At nearly 75,000 pages the Internal Revenue Code is the bane of most industries, but none more so than the construction industry which has a whole section of the code targeting its accounting procedures. IRC Section 460, created in 1986, is as complex a section as there is, especially where it concerns the treatment of income from long-term contracts. However, for construction contractors who take the time to understand the intricacies Sec. 460, there are many tax planning opportunities to be found which can substantially improve their cash flow situation.
IRC Section 460 Treatment of Long-Term Contracts
Sec. 460 establishes the methods by which taxpayers must treat income generated from long-term contracts. Generally, it requires that contractors working with long-term contracts (contracts not completed within the tax year of origination) use the percentage-of-completion method to determine when the taxable income is to be recognized. Essentially, the method calculates the cumulative percentage of the contract that is completed and comparing allocated costs to costs incurred before the end of the tax year to come up with a ratio. The ratio is multiplied by the contract price to determine how much income is to be recognized in a given accounting period.
Exceptions to the Rule
The obvious disadvantage of the percentage-of-completion method is that it requires the payment of taxes on income that has yet to be received. However, as with many other provisions of the tax code, there are exceptions to the rule. Sec. 460 does include several exemptions which, if eligible, would allow contractors to change their accounting method resulting in a deferral of income recognition until the contract is completed. The completed-contract method would be preferable to all contractors, but it can only be triggered if certain parameters are met. Here are some examples of when contractors would be exempt from the percentage-of-completion method
Small contractors: Contracts that are expected to be completed within two years and the contractor’s average annual gross income is less than $10 million for the past three tax years.

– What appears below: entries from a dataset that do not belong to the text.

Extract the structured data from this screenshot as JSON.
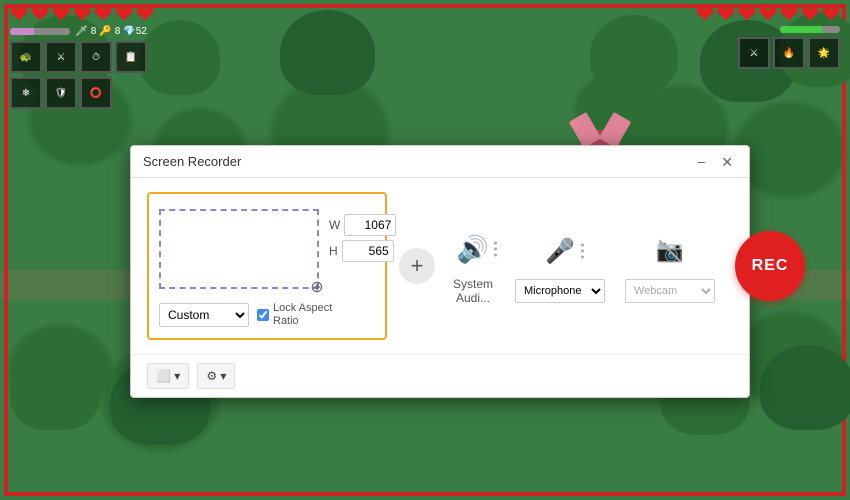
{
  "game": {
    "bg_color": "#3a7d44"
  },
  "dialog": {
    "title": "Screen Recorder",
    "minimize_label": "−",
    "close_label": "✕",
    "width_label": "W",
    "height_label": "H",
    "width_value": "1067",
    "height_value": "565",
    "custom_option": "Custom",
    "lock_label": "Lock Aspect\nRatio",
    "system_audio_label": "System Audi...",
    "microphone_label": "Microphone",
    "webcam_label": "Webcam",
    "rec_label": "REC",
    "footer_btn1": "⬜ ▾",
    "footer_btn2": "⚙ ▾"
  }
}
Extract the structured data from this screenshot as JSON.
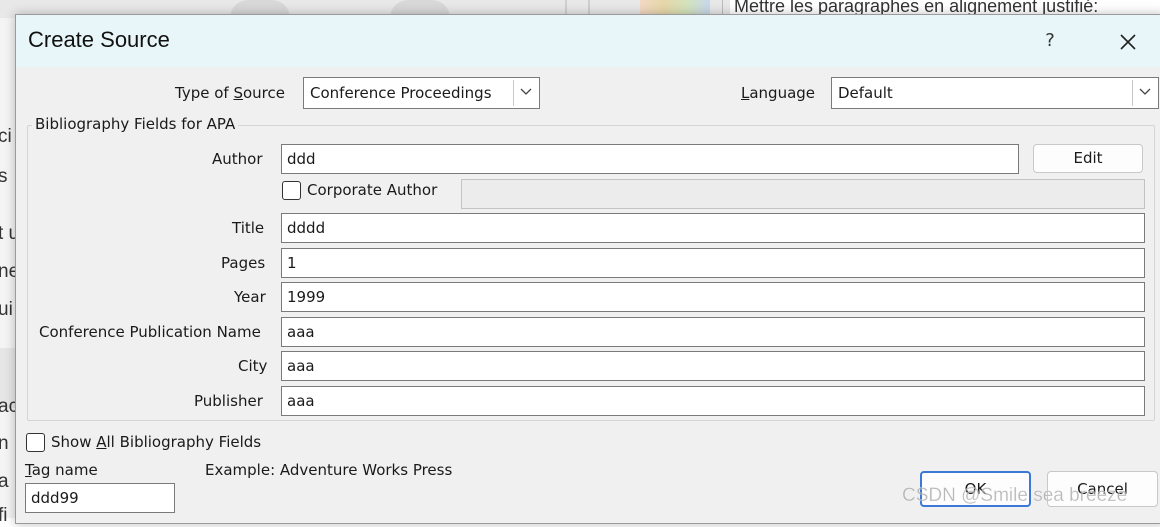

Home construction: Contracts in which at least 80% of the estimated cost is going to the construction of a building with four or less dwelling units.
Residential construction: Contracts for the construction of buildings containing five or more dwelling units (except for hotels or motels), are allowed to use a hybrid accounting method where 70% is reported under the percentage-of-completion method and 30% is reported under the completed contract method.
Incomplete construction: Contracts that are less than 10% complete at the end of the tax year are allowed to defer income reporting into the next year.
Contract retainage: Contracts started and completed in the same year, but that include retainage, may defer reporting of the retainage income until the contract is completed.
These are just a few examples of how provisions of Sec. 460 can be used to improve your cash flow. However, it is critically important to note that utilizing any of these methods could require a change in your accounting method. Once you change your accounting method, you are required to use it going forward. It would be important to work with your accountant to assess your overall tax and cash flow situation to determine the cost-benefit of any changes.